In July 2010, the United Nations’ special rapporteur on torture, in a nationally televised interview, characterized the school’s treatment methods as torture and called for an immediate federal investigation.

Then, in May 2011, the school’s founder and executive director, behavioral psychologist Dr. Matthew Israel, was indicted on criminal charges stemming from a 2007 incident at a JRC group home in which two students received dozens of shocks based on a prank phone call. Israel, who was charged with destroying the surveillance tapes, was forced to sever all ties to the school as part of a plea agreement that spared him from serving a prison sentence.

Most recently, the JRC made international headlines after video surveillance footage of a student being restrained and then repeatedly shocked was played in a Dedham courtroom and then re-aired on Fox 25 News.
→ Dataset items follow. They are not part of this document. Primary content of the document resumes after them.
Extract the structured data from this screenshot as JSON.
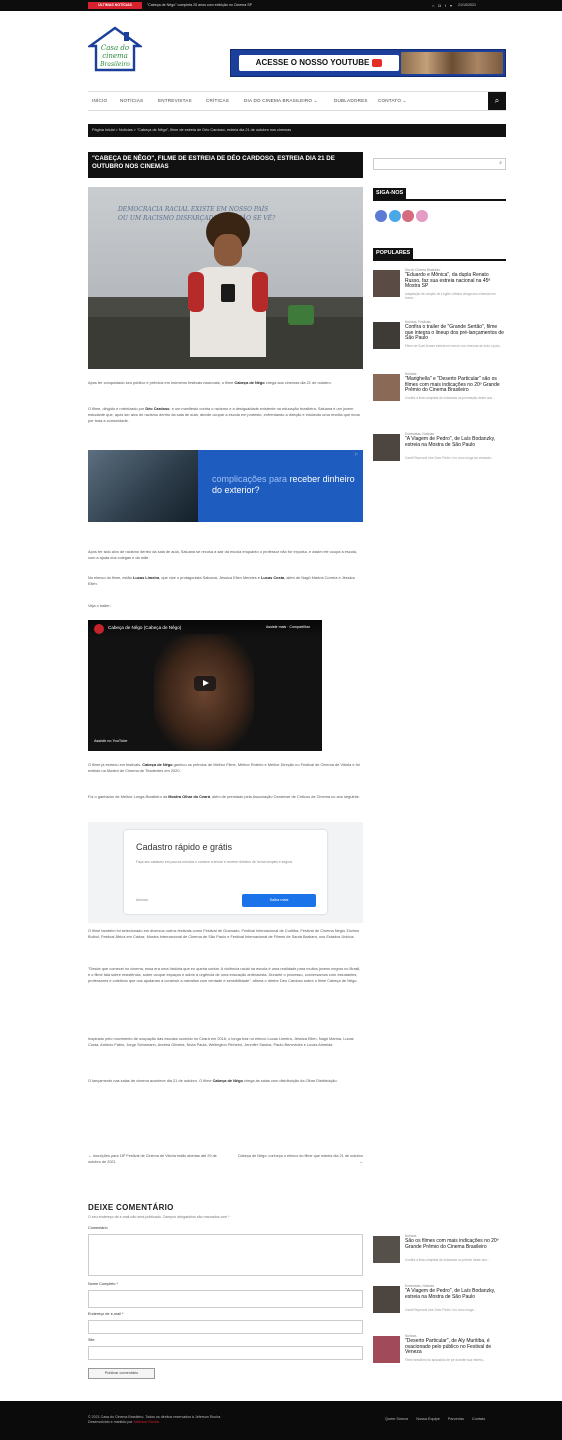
{
  "topbar": {
    "badge": "ÚLTIMAS NOTÍCIAS",
    "ticker": "\"Cabeça de Nêgo\" completa 25 anos com exibição no Cinema SP",
    "social_icons": [
      "home-icon",
      "instagram-icon",
      "facebook-icon",
      "twitter-icon"
    ],
    "date": "21/10/2021"
  },
  "header": {
    "logo_line1": "Casa do",
    "logo_line2": "cinema",
    "logo_line3": "Brasileiro",
    "banner_text": "ACESSE O NOSSO YOUTUBE"
  },
  "nav": {
    "items": [
      "INÍCIO",
      "NOTÍCIAS",
      "ENTREVISTAS",
      "CRÍTICAS",
      "DIA DO CINEMA BRASILEIRO ⌄",
      "DUBLADORES",
      "CONTATO ⌄"
    ]
  },
  "breadcrumb": "Página Inicial  >  Notícias  >  \"Cabeça de Nêgo\", filme de estreia de Déo Cardoso, estreia dia 21 de outubro nos cinemas",
  "article": {
    "title": "\"CABEÇA DE NÊGO\", FILME DE ESTREIA DE DÉO CARDOSO, ESTREIA DIA 21 DE OUTUBRO NOS CINEMAS",
    "board_line1": "DEMOCRACIA RACIAL EXISTE EM NOSSO PAÍS",
    "board_line2": "OU UM RACISMO DISFARÇADO QUE NÃO SE VÊ?",
    "p1_pre": "Após ter conquistado seu público e prêmios em inúmeros festivais nacionais, o filme ",
    "p1_bold": "Cabeça de Nêgo",
    "p1_post": " chega aos cinemas dia 21 de outubro.",
    "p2_pre": "O filme, dirigido e roteirizado por ",
    "p2_bold": "Déo Cardoso",
    "p2_post": ", é um manifesto contra o racismo e a desigualdade existente na educação brasileira. Saluana é um jovem estudante que, após ser alvo de racismo dentro da sala de aula, decide ocupar a escola em protesto, enfrentando a direção e iniciando uma revolta que ecoa por toda a comunidade.",
    "ad1_soft": "complicações para",
    "ad1_strong": "receber dinheiro do exterior?",
    "p3": "Após ter sido alvo de racismo dentro da sala de aula, Saluana se recusa a sair da escola enquanto o professor não for expulso, e assim ele ocupa a escola, com a ajuda dos colegas e da mãe.",
    "p4_pre": "No elenco do filme, estão ",
    "p4_b1": "Lucas Limeira",
    "p4_mid": ", que vive o protagonista Saluana, Jéssica Ellen Mendes e ",
    "p4_b2": "Lucas Costa",
    "p4_post": ", além de Nagô Marina Correia e Jéssica Ellen.",
    "p5": "Veja o trailer:",
    "video_title": "Cabeça de Nêgo (Cabeça de Nêgo)",
    "video_watch": "Assistir mais",
    "video_share": "Compartilhar",
    "video_yt": "Assistir no YouTube",
    "p6_pre": "O filme já estreou em festivais. ",
    "p6_bold": "Cabeça de Nêgo",
    "p6_post": " ganhou os prêmios de Melhor Filme, Melhor Roteiro e Melhor Direção no Festival de Cinema de Vitória e foi exibido na Mostra de Cinema de Tiradentes em 2020.",
    "p7_pre": "Foi o ganhador de Melhor Longa Brasileiro da ",
    "p7_bold": "Mostra Olhar do Ceará",
    "p7_post": ", além de premiado pela Associação Cearense de Críticos de Cinema no ano seguinte.",
    "ad2_head": "Cadastro rápido e grátis",
    "ad2_text": "Faça seu cadastro em poucos minutos e comece a enviar e receber dinheiro de forma simples e segura.",
    "ad2_brand": "Anúncio",
    "ad2_btn": "Saiba mais",
    "p8": "O filme também foi selecionado em diversos outros festivais como Festival de Gramado, Festival Internacional de Curitiba, Festival de Cinema Negro Zózimo Bulbul, Festival África em Cartaz, Mostra Internacional de Cinema de São Paulo e Festival Internacional de Filmes de Santa Barbara, nos Estados Unidos.",
    "p9": "\"Desde que comecei no cinema, essa era uma história que eu queria contar. A violência racial na escola é uma realidade para muitos jovens negros no Brasil, e o filme fala sobre resistência, sobre ocupar espaços e sobre a urgência de uma educação antirracista. Durante o processo, conversamos com estudantes, professores e coletivos que nos ajudaram a construir a narrativa com verdade e sensibilidade\", afirma o diretor Déo Cardoso sobre o filme Cabeça de Nêgo.",
    "p10": "Inspirado pelo movimento de ocupação das escolas ocorrido no Ceará em 2016, o longa traz no elenco Lucas Limeira, Jéssica Ellen, Nagô Marina, Lucas Costa, Antônio Fábio, Jorge Schumann, Andrea Oliveira, Nívia Paula, Wellington Pinheiro, Jennifer Santos, Paulo Benevides e Lucas Almeida.",
    "p11_pre": "O lançamento nas salas de cinema acontece dia 21 de outubro. O filme ",
    "p11_bold": "Cabeça de Nêgo",
    "p11_post": " chega às salas com distribuição da Olhar Distribuição.",
    "prev_post": "← Inscrições para 18º Festival de Cinema de Vitória estão abertas até 29 de outubro de 2021",
    "next_post": "Cabeça de Nêgo: conheça o elenco do filme que estreia dia 21 de outubro →"
  },
  "comments": {
    "heading": "DEIXE COMENTÁRIO",
    "note": "O seu endereço de e-mail não será publicado. Campos obrigatórios são marcados com *",
    "comment_label": "Comentário",
    "name_label": "Nome Completo *",
    "email_label": "Endereço de e-mail *",
    "site_label": "Site",
    "submit": "Publicar comentário"
  },
  "sidebar": {
    "search_placeholder": "",
    "follow_heading": "SIGA-NOS",
    "follow_icons": [
      "facebook-icon",
      "twitter-icon",
      "youtube-icon",
      "instagram-icon"
    ],
    "popular_heading": "POPULARES",
    "popular": [
      {
        "cat": "Dia do Cinema Brasileiro",
        "title": "\"Eduardo e Mônica\", da dupla Renato Russo, faz sua estreia nacional na 45ª Mostra SP",
        "ex": "Adaptação de canção do Legião Urbana chega aos cinemas em breve..."
      },
      {
        "cat": "Notícias, Festivais",
        "title": "Confira o trailer de \"Grande Sertão\", filme que integra o lineup dos pré-lançamentos de São Paulo",
        "ex": "Filme de Guel Arraes estreia em breve nos cinemas de todo o país..."
      },
      {
        "cat": "Notícias",
        "title": "\"Marighella\" e \"Deserto Particular\" são os filmes com mais indicações no 20º Grande Prêmio do Cinema Brasileiro",
        "ex": "Confira a lista completa de indicados na premiação deste ano..."
      },
      {
        "cat": "Entrevistas, Notícias",
        "title": "\"A Viagem de Pedro\", de Laís Bodanzky, estreia na Mostra de São Paulo",
        "ex": "Cauã Reymond vive Dom Pedro I no novo longa da cineasta..."
      }
    ],
    "bottom": [
      {
        "cat": "Notícias",
        "title": "São os filmes com mais indicações no 20º Grande Prêmio do Cinema Brasileiro",
        "ex": "Confira a lista completa de indicados no prêmio deste ano..."
      },
      {
        "cat": "Entrevistas, Notícias",
        "title": "\"A Viagem de Pedro\", de Laís Bodanzky, estreia na Mostra de São Paulo",
        "ex": "Cauã Reymond vive Dom Pedro I no novo longa..."
      },
      {
        "cat": "Notícias",
        "title": "\"Deserto Particular\", de Aly Muritiba, é ovacionado pelo público no Festival de Veneza",
        "ex": "Filme brasileiro foi aplaudido de pé durante sua estreia..."
      }
    ]
  },
  "footer": {
    "copy_line1": "© 2021 Casa do Cinema Brasileiro. Todos os direitos reservados à Jeferson Rocha.",
    "copy_line2_pre": "Desenvolvido e mantido por ",
    "copy_line2_red": "Jeferson Rocha",
    "links": [
      "Quem Somos",
      "Nossa Equipe",
      "Parcerias",
      "Contato"
    ]
  },
  "colors": {
    "accent": "#d6212f",
    "dark": "#111111",
    "brand_blue": "#1b3f9a"
  }
}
The dramatic video, parts of which were played at the start of a civil trial against the school last spring, shows 18-year-old Andre McCollins screaming and writhing in pain from the skin shock applications as JRC staffers attempt to subdue him. The video later shows McCollins tied to a restraint board face-down and wearing a helmet — a position he was allegedly forced to remain in for several hours while receiving dozens of shocks.

As for the center’s recent refusal to cooperate with the FDA, Joyce characterized it as “another troubling sign in a long history of abuses.” He indicated that he would follow the FDA findings closely while still pursuing a ban on aversives in the state legislature in the upcoming legislative session.